Une fois occupé de ce travail, j’ai voulu développer quelques autres idées qui me sont survenues et ne m’ont pas semblé sans une certaine utilité. J’ai voulu peindre le mal que font éprouver même aux cœurs arides les souffrances qu’ils causent, et cette illusion qui les porte à se croire plus légers ou plus corrompus qu’ils ne le sont. À distance, l’image de la douleur qu’on impose paraît vague et confuse, telle qu’un nuage facile à traverser ; on est encouragé par l’approbation d’une société toute factice, qui supplée aux principes par les règles et aux émotions par les convenances, et qui hait le scandale comme importun, non comme immoral, car elle accueille assez bien le vice quand le scandale ne s’y trouve pas ; on pense que des liens formés sans réflexion se briseront sans peine. Mais quand on voit l’angoisse qui résulte de ces liens brisés, ce douloureux étonnement d’une âme trompée, cette défiance qui succède à une confiance si complète, et qui, forcée de se diriger contre l’être à part du reste du monde, s’étend à ce monde tout entier, cette estime refoulée sur elle-même et qui ne sait plus où se replacer ; on sent alors qu’il y a quelque chose de sacré dans le cœur qui souffre parce qu’il aime ; on découvre combien sont profondes les racines de l’affection qu’on croyait inspirer sans la partager ; et si l’on surmonte ce qu’on appelle faiblesse, c’est en détruisant en soi-même tout ce qu’on a de généreux, en déchirant tout ce qu’on a de fidèle, en sacrifiant tout ce qu’on a de noble et de bon. On se relève de cette victoire, à laquelle les indifférents et les amis applaudissent, ayant frappé de mort une portion de son âme, bravé la sympathie, abusé de la faiblesse, outragé la morale en la prenant pour prétexte de la dureté ; et l’on survit à sa meilleure nature, honteux ou perverti parce triste succès.
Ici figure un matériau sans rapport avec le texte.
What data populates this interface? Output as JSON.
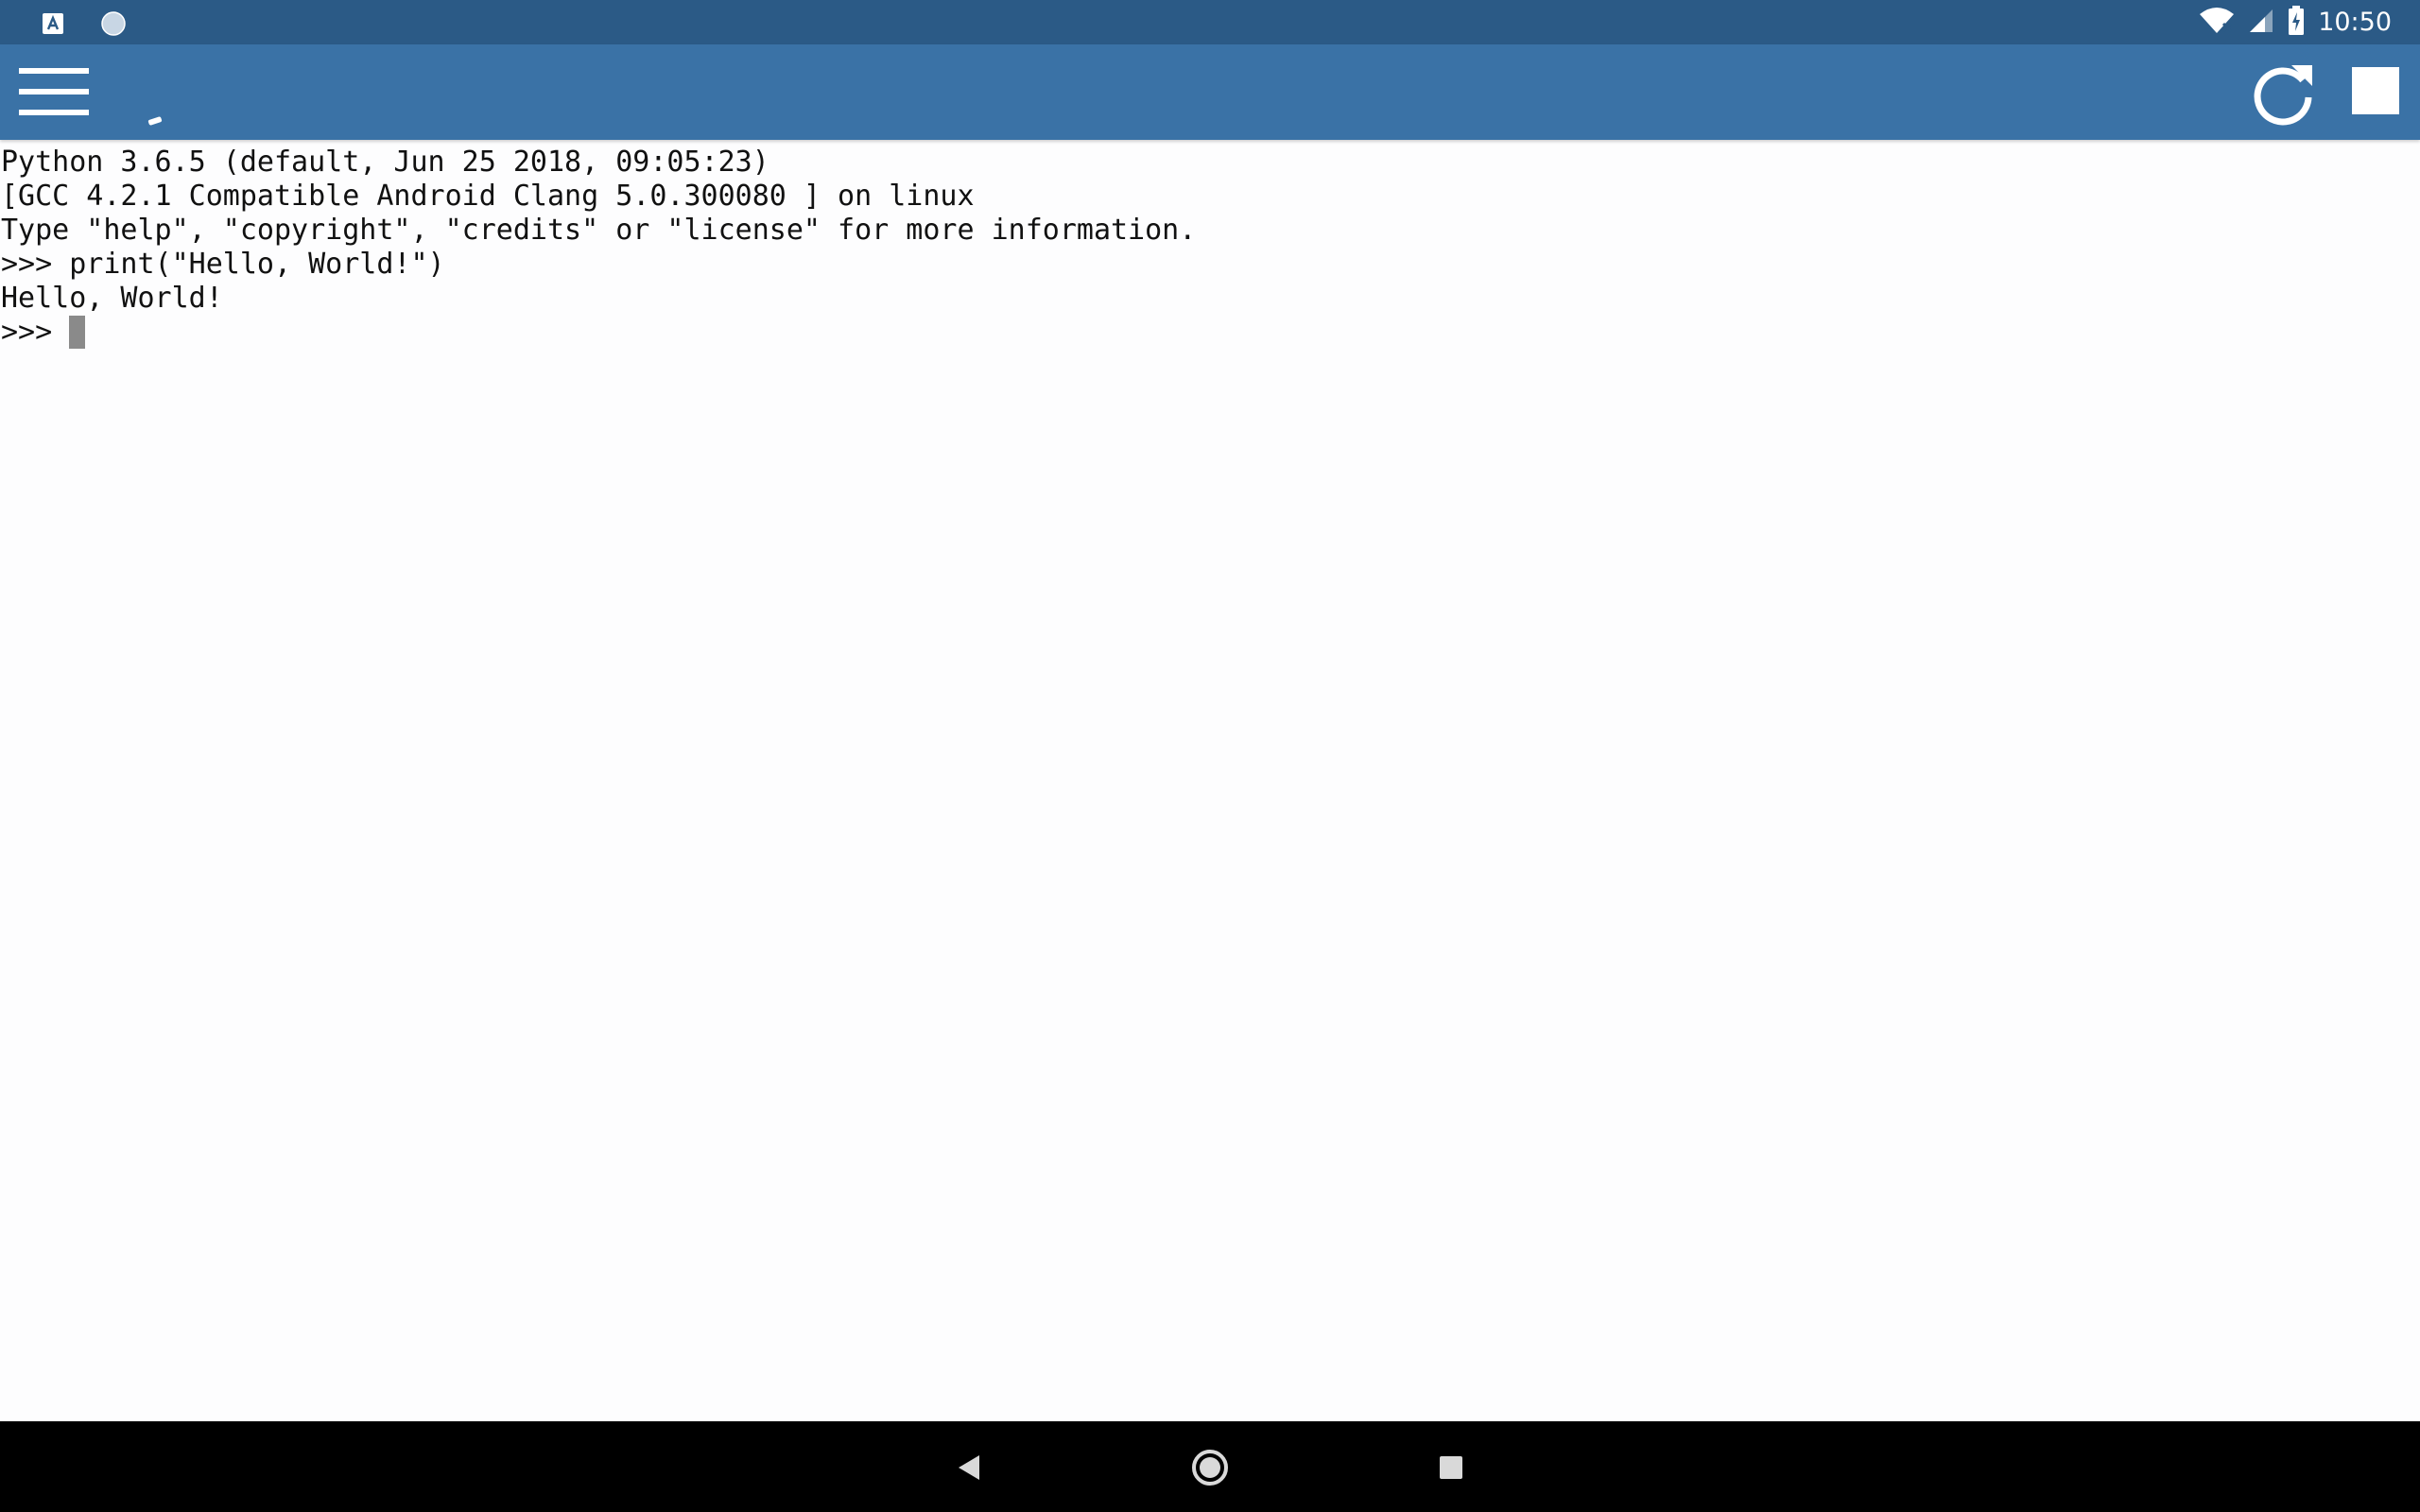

Tel a été le tableau que j’ai voulu tracer dans Adolphe. Je ne sais si j’ai réussi ; ce qui me ferait croire au moins à un certain mérite de vérité, c’est que presque tous ceux de mes lecteurs que j’ai rencontrés m’ont parlé d’eux-mêmes comme ayant été dans la position de mon héros. Il est vrai qu’à travers les regrets qu’ils montraient de toutes les douleurs qu’ils avaient causées, perçait je ne sais quelle satisfaction de fatuité ; ils aimaient à se peindre comme ayant, de même qu’Adolphe, été poursuivis par les opiniâtres affections qu’ils avaient inspirées, et victimes de l’amour immense qu’on avait conçu pour eux. Je crois que pour la plupart ils se calomniaient, et que si leur vanité les eût laissés tranquilles, leur conscience eût pu rester en repos.
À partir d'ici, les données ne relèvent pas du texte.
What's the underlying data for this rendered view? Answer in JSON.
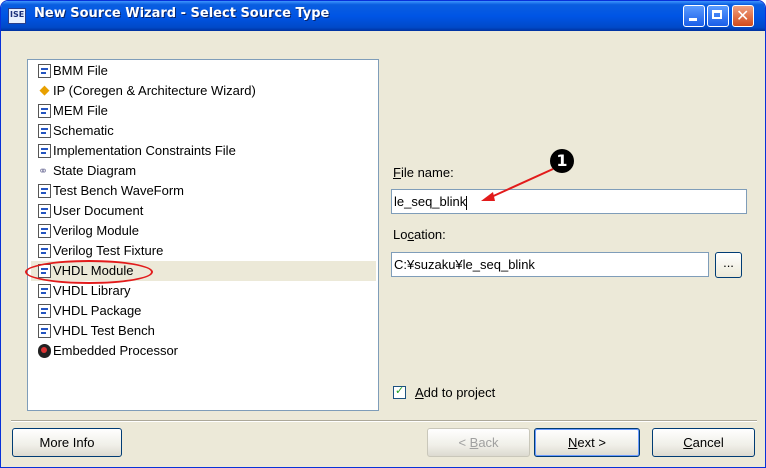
{
  "window": {
    "title": "New Source Wizard - Select Source Type",
    "icon_text": "ISE"
  },
  "source_types": [
    {
      "label": "BMM File",
      "icon": "bmm-file-icon"
    },
    {
      "label": "IP (Coregen & Architecture Wizard)",
      "icon": "ip-core-icon"
    },
    {
      "label": "MEM File",
      "icon": "mem-file-icon"
    },
    {
      "label": "Schematic",
      "icon": "schematic-icon"
    },
    {
      "label": "Implementation Constraints File",
      "icon": "constraints-file-icon"
    },
    {
      "label": "State Diagram",
      "icon": "state-diagram-icon"
    },
    {
      "label": "Test Bench WaveForm",
      "icon": "waveform-icon"
    },
    {
      "label": "User Document",
      "icon": "document-icon"
    },
    {
      "label": "Verilog Module",
      "icon": "verilog-module-icon"
    },
    {
      "label": "Verilog Test Fixture",
      "icon": "verilog-fixture-icon"
    },
    {
      "label": "VHDL Module",
      "icon": "vhdl-module-icon",
      "selected": true
    },
    {
      "label": "VHDL Library",
      "icon": "vhdl-library-icon"
    },
    {
      "label": "VHDL Package",
      "icon": "vhdl-package-icon"
    },
    {
      "label": "VHDL Test Bench",
      "icon": "vhdl-testbench-icon"
    },
    {
      "label": "Embedded Processor",
      "icon": "processor-icon"
    }
  ],
  "form": {
    "file_name_label_access": "F",
    "file_name_label_rest": "ile name:",
    "file_name_value": "le_seq_blink",
    "location_label_pre": "Lo",
    "location_label_access": "c",
    "location_label_rest": "ation:",
    "location_value": "C:¥suzaku¥le_seq_blink",
    "browse_label": "...",
    "add_to_project_access": "A",
    "add_to_project_rest": "dd to project",
    "add_to_project_checked": true
  },
  "buttons": {
    "more_info": "More Info",
    "back_pre": "< ",
    "back_access": "B",
    "back_rest": "ack",
    "next_access": "N",
    "next_rest": "ext >",
    "cancel_access": "C",
    "cancel_rest": "ancel"
  },
  "annotation": {
    "badge": "1",
    "color": "#e21b1b"
  }
}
Quoi qu’il en soit, tout ce qui concerne Adolphe m’est devenu fort indifférent ; je n’attache aucun prix à ce roman, et je répète que ma seule intention, en le laissant reparaître devant un public qui l’a probablement oublié, si tant est que jamais il l’ait connu, a été de déclarer que toute édition qui contiendrait autre chose que ce qui est renfermé dans celle-ci ne viendrait pas de moi, et que je n’en serais pas responsable.